Do you want an energy-efficient home, but still want a luxurious look? In this video we explain how you can do this best!
How do I choose the right light source?
First, we will discuss what everything starts with. Choose the right light source. In simple terms, a light source is... an object that emits light. This can be natural sources such as the sun and the moon. We have different types of light sources in our range, for example: spotlights and bulbs.
All these light sources have different fittings. The most modern fittings for a lamp are the E27 socket and for spot lighting the GU10 socket. Old-fashioned lamps sometimes have an E14 socket. See below 3 different pictures with the most common fittings.
1. GU10-socket 2. E27-socket 3. E14-socket
What do you look for when buying a light source?
- Burning hours
- Apparent power/Blind current
Burning hours are comparable to the mileage of a car. The more burning hours a lamp can tolerate, the longer it can burn. On average, an LED lamp lasts about 35,000 hours. At INTOLED, we thought this was a bit low. Our LED lights, for example, have an average life of 50,000 hours.

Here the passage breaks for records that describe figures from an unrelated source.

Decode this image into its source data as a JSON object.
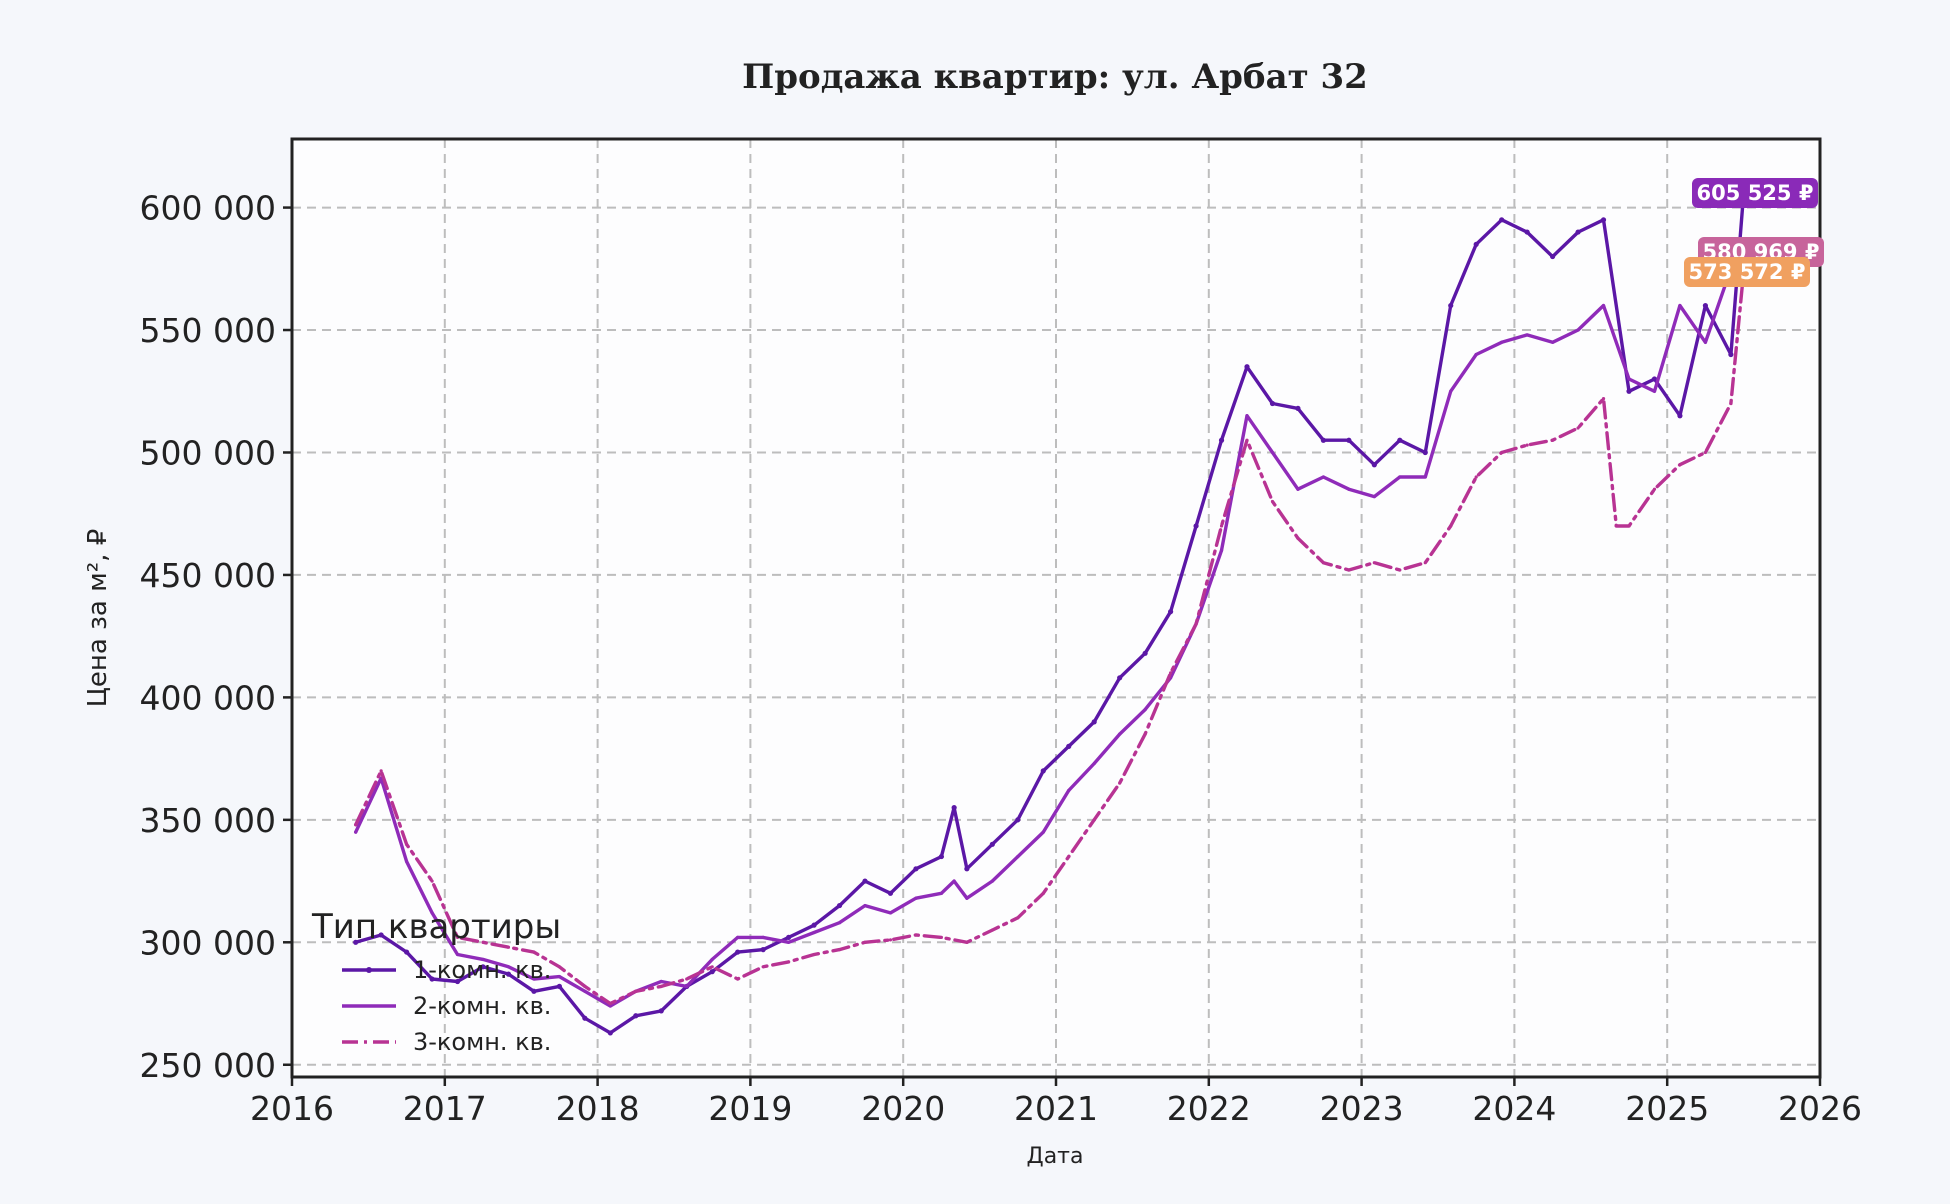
{
  "chart_data": {
    "type": "line",
    "title": "Продажа квартир: ул. Арбат 32",
    "xlabel": "Дата",
    "ylabel": "Цена за м², ₽",
    "xlim": [
      "2016-01-01",
      "2026-01-01"
    ],
    "ylim": [
      245000,
      628000
    ],
    "x_ticks": [
      "2016",
      "2017",
      "2018",
      "2019",
      "2020",
      "2021",
      "2022",
      "2023",
      "2024",
      "2025",
      "2026"
    ],
    "y_ticks": [
      250000,
      300000,
      350000,
      400000,
      450000,
      500000,
      550000,
      600000
    ],
    "y_tick_labels": [
      "250 000",
      "300 000",
      "350 000",
      "400 000",
      "450 000",
      "500 000",
      "550 000",
      "600 000"
    ],
    "grid": true,
    "legend": {
      "title": "Тип квартиры",
      "placement": "lower-left"
    },
    "series": [
      {
        "name": "1-комн. кв.",
        "color": "#5b17a6",
        "style": "solid-marker",
        "x": [
          "2016-06",
          "2016-08",
          "2016-10",
          "2016-12",
          "2017-02",
          "2017-04",
          "2017-06",
          "2017-08",
          "2017-10",
          "2017-12",
          "2018-02",
          "2018-04",
          "2018-06",
          "2018-08",
          "2018-10",
          "2018-12",
          "2019-02",
          "2019-04",
          "2019-06",
          "2019-08",
          "2019-10",
          "2019-12",
          "2020-02",
          "2020-04",
          "2020-05",
          "2020-06",
          "2020-08",
          "2020-10",
          "2020-12",
          "2021-02",
          "2021-04",
          "2021-06",
          "2021-08",
          "2021-10",
          "2021-12",
          "2022-02",
          "2022-04",
          "2022-06",
          "2022-08",
          "2022-10",
          "2022-12",
          "2023-02",
          "2023-04",
          "2023-06",
          "2023-08",
          "2023-10",
          "2023-12",
          "2024-02",
          "2024-04",
          "2024-06",
          "2024-08",
          "2024-10",
          "2024-12",
          "2025-02",
          "2025-04",
          "2025-06",
          "2025-07"
        ],
        "values": [
          300000,
          303000,
          296000,
          285000,
          284000,
          290000,
          287000,
          280000,
          282000,
          269000,
          263000,
          270000,
          272000,
          282000,
          288000,
          296000,
          297000,
          302000,
          307000,
          315000,
          325000,
          320000,
          330000,
          335000,
          355000,
          330000,
          340000,
          350000,
          370000,
          380000,
          390000,
          408000,
          418000,
          435000,
          470000,
          505000,
          535000,
          520000,
          518000,
          505000,
          505000,
          495000,
          505000,
          500000,
          560000,
          585000,
          595000,
          590000,
          580000,
          590000,
          595000,
          525000,
          530000,
          515000,
          560000,
          540000,
          605525
        ]
      },
      {
        "name": "2-комн. кв.",
        "color": "#8f2bb9",
        "style": "solid",
        "x": [
          "2016-06",
          "2016-08",
          "2016-10",
          "2016-12",
          "2017-02",
          "2017-04",
          "2017-06",
          "2017-08",
          "2017-10",
          "2017-12",
          "2018-02",
          "2018-04",
          "2018-06",
          "2018-08",
          "2018-10",
          "2018-12",
          "2019-02",
          "2019-04",
          "2019-06",
          "2019-08",
          "2019-10",
          "2019-12",
          "2020-02",
          "2020-04",
          "2020-05",
          "2020-06",
          "2020-08",
          "2020-10",
          "2020-12",
          "2021-02",
          "2021-04",
          "2021-06",
          "2021-08",
          "2021-10",
          "2021-12",
          "2022-02",
          "2022-04",
          "2022-06",
          "2022-08",
          "2022-10",
          "2022-12",
          "2023-02",
          "2023-04",
          "2023-06",
          "2023-08",
          "2023-10",
          "2023-12",
          "2024-02",
          "2024-04",
          "2024-06",
          "2024-08",
          "2024-10",
          "2024-12",
          "2025-02",
          "2025-04",
          "2025-06",
          "2025-07"
        ],
        "values": [
          345000,
          367000,
          333000,
          312000,
          295000,
          293000,
          290000,
          285000,
          286000,
          280000,
          274000,
          280000,
          284000,
          282000,
          293000,
          302000,
          302000,
          300000,
          304000,
          308000,
          315000,
          312000,
          318000,
          320000,
          325000,
          318000,
          325000,
          335000,
          345000,
          362000,
          373000,
          385000,
          395000,
          408000,
          430000,
          460000,
          515000,
          500000,
          485000,
          490000,
          485000,
          482000,
          490000,
          490000,
          525000,
          540000,
          545000,
          548000,
          545000,
          550000,
          560000,
          530000,
          525000,
          560000,
          545000,
          575000,
          580969
        ]
      },
      {
        "name": "3-комн. кв.",
        "color": "#b83393",
        "style": "dashdot",
        "x": [
          "2016-06",
          "2016-08",
          "2016-10",
          "2016-12",
          "2017-02",
          "2017-04",
          "2017-06",
          "2017-08",
          "2017-10",
          "2017-12",
          "2018-02",
          "2018-04",
          "2018-06",
          "2018-08",
          "2018-10",
          "2018-12",
          "2019-02",
          "2019-04",
          "2019-06",
          "2019-08",
          "2019-10",
          "2019-12",
          "2020-02",
          "2020-04",
          "2020-06",
          "2020-08",
          "2020-10",
          "2020-12",
          "2021-02",
          "2021-04",
          "2021-06",
          "2021-08",
          "2021-10",
          "2021-12",
          "2022-02",
          "2022-04",
          "2022-06",
          "2022-08",
          "2022-10",
          "2022-12",
          "2023-02",
          "2023-04",
          "2023-06",
          "2023-08",
          "2023-10",
          "2023-12",
          "2024-02",
          "2024-04",
          "2024-06",
          "2024-08",
          "2024-09",
          "2024-10",
          "2024-12",
          "2025-02",
          "2025-04",
          "2025-06",
          "2025-07"
        ],
        "values": [
          348000,
          370000,
          340000,
          325000,
          302000,
          300000,
          298000,
          296000,
          290000,
          282000,
          275000,
          280000,
          282000,
          285000,
          290000,
          285000,
          290000,
          292000,
          295000,
          297000,
          300000,
          301000,
          303000,
          302000,
          300000,
          305000,
          310000,
          320000,
          335000,
          350000,
          365000,
          385000,
          410000,
          430000,
          470000,
          505000,
          480000,
          465000,
          455000,
          452000,
          455000,
          452000,
          455000,
          470000,
          490000,
          500000,
          503000,
          505000,
          510000,
          522000,
          470000,
          470000,
          485000,
          495000,
          500000,
          520000,
          573572
        ]
      }
    ],
    "end_labels": [
      {
        "series": "1-комн. кв.",
        "text": "605 525 ₽",
        "color": "#8a2ab8"
      },
      {
        "series": "2-комн. кв.",
        "text": "580 969 ₽",
        "color": "#c7649b"
      },
      {
        "series": "3-комн. кв.",
        "text": "573 572 ₽",
        "color": "#f0a060"
      }
    ]
  }
}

Wattage is a well-known term. In the time of the incandescent lamps, mainly known for their high value, but with the advent of LED lighting, this value has been greatly reduced. Where an incandescent lamp used to be 25 watts, an average LED lamp is already 5 watts. The replacement wattage is then 25 watts.
The wattage stands for the unit of power of the lamp and what you ultimately pay your energy supplier. This energy supplier usually shows your consumption in kWh. Kilowatt hours. 1000 Watts equals one kilowatt hour. So, for example, if you have a 100-watt light bulb and it is on for 10 hours, you have used 1 kilowatt hour. The average energy price is 22 cents per kilowatt hour. The kilowatt hour is the actual power your led lamp consumes.
Apparent power/Blind current
On the other hand, there is also apparent power. For your LED lamp, this power is the same as your actual power. With inductive loads such as fluorescent lighting, this is a little more complex. This is why the apparent power is higher than the actual power.
This is the reactive current and means that more current is consumed than is actually needed. The amount of this reactive current depends on the power factor. A high power factor equals a low amount of reactive current.